Abstract

Software projects are now developed in critical environments with hard restrictions and contesting limitations. For developing a product under deadline, cost, and quality constraints, extraordinary efforts are required. The team selection is the part of software planning to avoid the time, cost, and maintenance overheads. This paper has provided five metrics to measure the aspects of the programmer’s capabilities. The metrics are provided to measure the technical capability, experience, bug resistivity, coding capability, and learning interests of programmers. Each measure of programmer capability is based on multiple sub-features. These features and sub-features are evaluated based on the rating collected from the programmer, group members, and the team leader.

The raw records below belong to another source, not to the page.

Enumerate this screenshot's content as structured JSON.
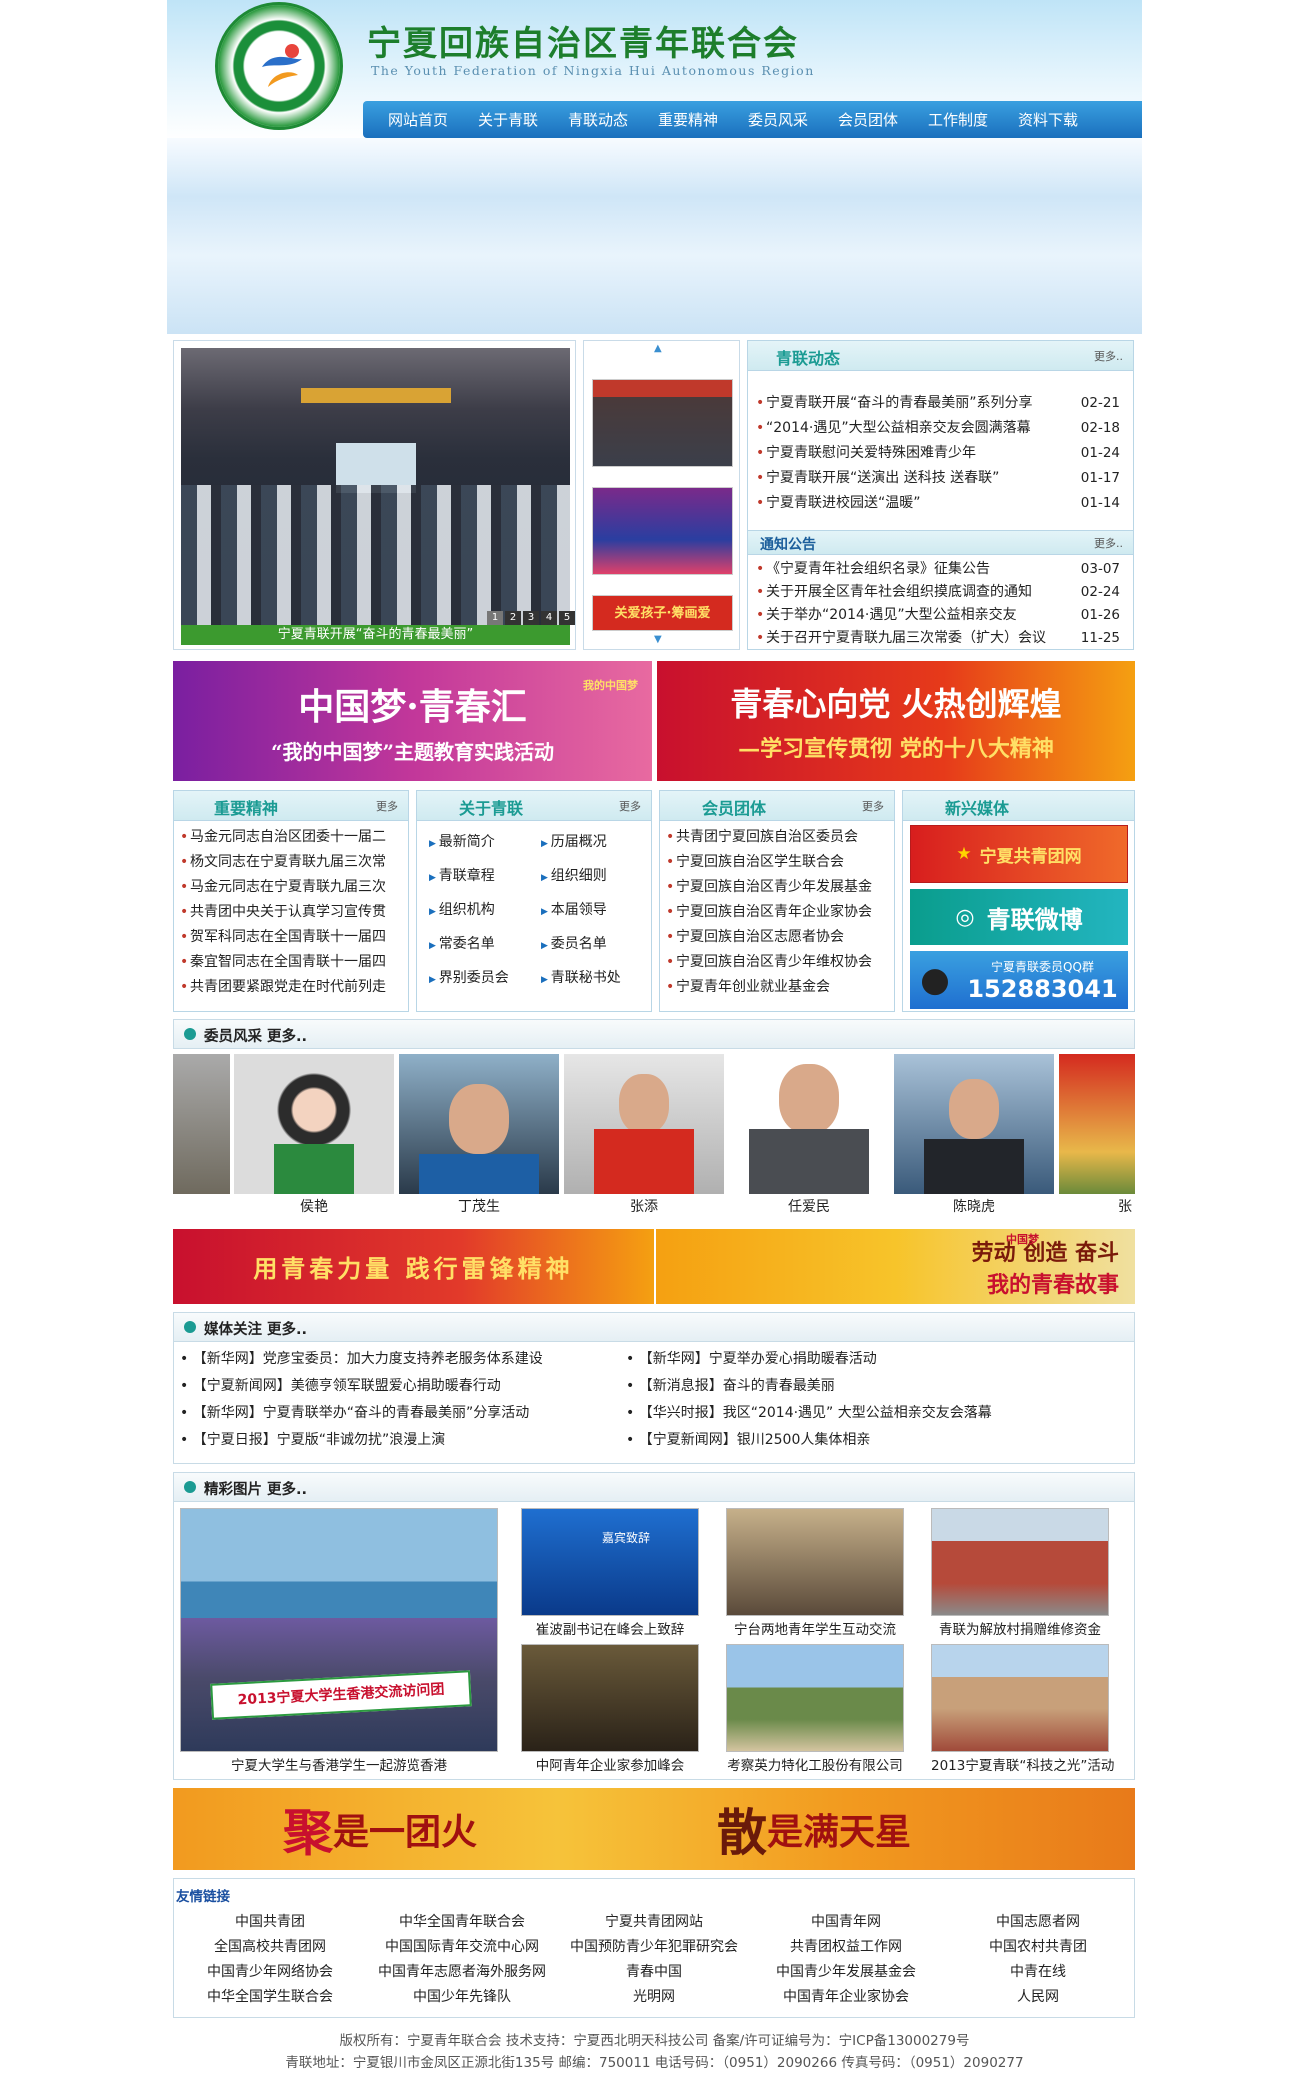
{
  "header": {
    "title": "宁夏回族自治区青年联合会",
    "subtitle": "The Youth Federation of Ningxia Hui Autonomous Region"
  },
  "nav": [
    "网站首页",
    "关于青联",
    "青联动态",
    "重要精神",
    "委员风采",
    "会员团体",
    "工作制度",
    "资料下载"
  ],
  "slider": {
    "caption": "宁夏青联开展“奋斗的青春最美丽”",
    "dots": [
      "1",
      "2",
      "3",
      "4",
      "5"
    ],
    "thumb_banner": "关爱孩子·筹画爱"
  },
  "news": {
    "title": "青联动态",
    "more": "更多..",
    "items": [
      {
        "text": "宁夏青联开展“奋斗的青春最美丽”系列分享",
        "date": "02-21"
      },
      {
        "text": "“2014·遇见”大型公益相亲交友会圆满落幕",
        "date": "02-18"
      },
      {
        "text": "宁夏青联慰问关爱特殊困难青少年",
        "date": "01-24"
      },
      {
        "text": "宁夏青联开展“送演出 送科技 送春联”",
        "date": "01-17"
      },
      {
        "text": "宁夏青联进校园送“温暖”",
        "date": "01-14"
      }
    ]
  },
  "notice": {
    "title": "通知公告",
    "more": "更多..",
    "items": [
      {
        "text": "《宁夏青年社会组织名录》征集公告",
        "date": "03-07"
      },
      {
        "text": "关于开展全区青年社会组织摸底调查的通知",
        "date": "02-24"
      },
      {
        "text": "关于举办“2014·遇见”大型公益相亲交友",
        "date": "01-26"
      },
      {
        "text": "关于召开宁夏青联九届三次常委（扩大）会议",
        "date": "11-25"
      }
    ]
  },
  "banners": {
    "left": {
      "line1": "中国梦·青春汇",
      "line2": "“我的中国梦”主题教育实践活动",
      "tag": "我的中国梦"
    },
    "right": {
      "line1": "青春心向党  火热创辉煌",
      "line2": "—学习宣传贯彻 党的十八大精神"
    }
  },
  "spirit": {
    "title": "重要精神",
    "more": "更多",
    "items": [
      "马金元同志自治区团委十一届二",
      "杨文同志在宁夏青联九届三次常",
      "马金元同志在宁夏青联九届三次",
      "共青团中央关于认真学习宣传贯",
      "贺军科同志在全国青联十一届四",
      "秦宜智同志在全国青联十一届四",
      "共青团要紧跟党走在时代前列走"
    ]
  },
  "about": {
    "title": "关于青联",
    "more": "更多",
    "left": [
      "最新简介",
      "青联章程",
      "组织机构",
      "常委名单",
      "界别委员会"
    ],
    "right": [
      "历届概况",
      "组织细则",
      "本届领导",
      "委员名单",
      "青联秘书处"
    ]
  },
  "members_group": {
    "title": "会员团体",
    "more": "更多",
    "items": [
      "共青团宁夏回族自治区委员会",
      "宁夏回族自治区学生联合会",
      "宁夏回族自治区青少年发展基金",
      "宁夏回族自治区青年企业家协会",
      "宁夏回族自治区志愿者协会",
      "宁夏回族自治区青少年维权协会",
      "宁夏青年创业就业基金会"
    ]
  },
  "new_media": {
    "title": "新兴媒体",
    "items": [
      {
        "label": "宁夏共青团网"
      },
      {
        "label": "青联微博"
      },
      {
        "label": "宁夏青联委员QQ群",
        "number": "152883041"
      }
    ]
  },
  "member_showcase": {
    "title": "委员风采  更多..",
    "names": [
      "侯艳",
      "丁茂生",
      "张添",
      "任爱民",
      "陈晓虎",
      "张"
    ]
  },
  "banners2": {
    "left": {
      "text": "用青春力量  践行雷锋精神"
    },
    "right": {
      "small": "中国梦",
      "line1": "劳动 创造 奋斗",
      "line2": "我的青春故事"
    }
  },
  "media_focus": {
    "title": "媒体关注  更多..",
    "left": [
      "【新华网】党彦宝委员：加大力度支持养老服务体系建设",
      "【宁夏新闻网】美德亨领军联盟爱心捐助暖春行动",
      "【新华网】宁夏青联举办“奋斗的青春最美丽”分享活动",
      "【宁夏日报】宁夏版“非诚勿扰”浪漫上演"
    ],
    "right": [
      "【新华网】宁夏举办爱心捐助暖春活动",
      "【新消息报】奋斗的青春最美丽",
      "【华兴时报】我区“2014·遇见” 大型公益相亲交友会落幕",
      "【宁夏新闻网】银川2500人集体相亲"
    ]
  },
  "gallery": {
    "title": "精彩图片  更多..",
    "main_caption": "宁夏大学生与香港学生一起游览香港",
    "main_banner": "2013宁夏大学生香港交流访问团",
    "items": [
      "崔波副书记在峰会上致辞",
      "宁台两地青年学生互动交流",
      "青联为解放村捐赠维修资金",
      "中阿青年企业家参加峰会",
      "考察英力特化工股份有限公司",
      "2013宁夏青联“科技之光”活动"
    ],
    "screen_text": "嘉宾致辞"
  },
  "slogan": {
    "a1": "聚",
    "a2": "是一团火",
    "b1": "散",
    "b2": "是满天星"
  },
  "links": {
    "title": "友情链接",
    "items": [
      "中国共青团",
      "中华全国青年联合会",
      "宁夏共青团网站",
      "中国青年网",
      "中国志愿者网",
      "全国高校共青团网",
      "中国国际青年交流中心网",
      "中国预防青少年犯罪研究会",
      "共青团权益工作网",
      "中国农村共青团",
      "中国青少年网络协会",
      "中国青年志愿者海外服务网",
      "青春中国",
      "中国青少年发展基金会",
      "中青在线",
      "中华全国学生联合会",
      "中国少年先锋队",
      "光明网",
      "中国青年企业家协会",
      "人民网"
    ]
  },
  "footer": {
    "line1": "版权所有：宁夏青年联合会  技术支持：宁夏西北明天科技公司  备案/许可证编号为：宁ICP备13000279号",
    "line2": "青联地址：宁夏银川市金凤区正源北街135号  邮编：750011  电话号码：（0951）2090266  传真号码：（0951）2090277"
  },
  "colors": {
    "accent": "#1b9b93",
    "nav": "#1a6fbd",
    "brand": "#1d7e2c",
    "banner_red": "#c8102e",
    "banner_orange": "#f5a011"
  }
}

Each team member submits his view to rate the programmer’s adaptation to specific features. The rating of each co-programmer is evaluated under the light of precise distinctive weight. The weights are assigned based on the feature and its dependency and knowledge of the team members. The evaluated feature weights are finally applied under high-level capability metrics to measure the programmer’s strength for that feature. After generating the individual capability measure, the aggregate operators are applied to conclude the capability of the programmer. At the final stage, the rule-based decision criteria are defined to distinguish the expert, skilled, and low-performance programmers. The experimental data are collected by conducting a survey on five teams of programmers with overall 30 programmers. The proposed metrics adaptive model can improve the decision criteria for the selection of team members for specific projects.